The relationship between the intimate, private vernacular photographs by Lady Aberdeen in Archie Gordon, In Memoriam and the memorial book itself negotiates both private and public space. The photographically illustrated book differs from a family photograph album in that it is intended for wider, more public reception and circulation, and its images are sequenced around a specific theme. Scholar Patrizia Di Bello in the 2012 publication The Photobook: From Talbot to Ruscha and Beyond states, “… for a book to be considered a photobook, it must present something more than a mere collection of images; it must demonstrate intention and coherence in design, whether this refers to the agency of the photographer-auteur, of an editor, or possibly even of an editorial team.” The photobook’s meaning, therefore, is dependant on the relationship of the images to the text contained in the object.

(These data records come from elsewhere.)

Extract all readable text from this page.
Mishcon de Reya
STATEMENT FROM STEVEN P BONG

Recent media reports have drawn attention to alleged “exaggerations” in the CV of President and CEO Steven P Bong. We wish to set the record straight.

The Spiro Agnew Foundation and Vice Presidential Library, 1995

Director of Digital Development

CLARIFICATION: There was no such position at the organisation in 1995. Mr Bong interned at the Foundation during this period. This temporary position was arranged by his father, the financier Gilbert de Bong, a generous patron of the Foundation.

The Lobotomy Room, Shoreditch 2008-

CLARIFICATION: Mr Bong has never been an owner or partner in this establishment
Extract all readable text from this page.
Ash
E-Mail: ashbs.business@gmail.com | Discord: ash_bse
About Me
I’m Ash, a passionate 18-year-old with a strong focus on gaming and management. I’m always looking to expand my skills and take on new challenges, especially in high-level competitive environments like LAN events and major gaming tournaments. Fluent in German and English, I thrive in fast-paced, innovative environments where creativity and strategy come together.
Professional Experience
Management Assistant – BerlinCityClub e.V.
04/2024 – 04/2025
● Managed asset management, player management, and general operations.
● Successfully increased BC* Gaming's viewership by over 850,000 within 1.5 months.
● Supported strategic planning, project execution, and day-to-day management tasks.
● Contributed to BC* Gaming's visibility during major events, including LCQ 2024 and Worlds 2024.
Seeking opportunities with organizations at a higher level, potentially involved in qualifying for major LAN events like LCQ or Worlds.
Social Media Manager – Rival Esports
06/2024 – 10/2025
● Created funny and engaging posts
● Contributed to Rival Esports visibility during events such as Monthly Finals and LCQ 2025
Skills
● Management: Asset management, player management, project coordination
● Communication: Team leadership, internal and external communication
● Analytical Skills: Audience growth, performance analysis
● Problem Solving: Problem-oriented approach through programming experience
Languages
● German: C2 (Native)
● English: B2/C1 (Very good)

The first half of the Archie Gordon, In Memoriam photobook contains written memorial tributes about Archibald Gordon, authored by people who knew him well, including his rector and colleagues at Oxford University and his sister Marjorie Pentland. The subtitle of the book is An Album of Recollections, which references the objects’ relationship to memory. The photographs are placed at the end of the text and are pasted in chronological order. As the viewers flip through the album’s pages, they see Archie as a baby, a young boy, a student and a man, until the end of the book where they reach the death photographs.
The method of representing chronologies and narratives in photobooks and album-like objects has long been seen as a way for individuals to memorialize the best and most precious moments in their life – to capture temporary memories and materialize them. By organizing a visual record of her son’s life, Lady Aberdeen has created an elegy in visual form. The photographs in Archie Gordon, In Memoriam, represent a view of Archibald Gordon's life that is tied to notions of nostalgia and remembrance. The resulting book – and Lady Aberdeen's work – is deeply moving.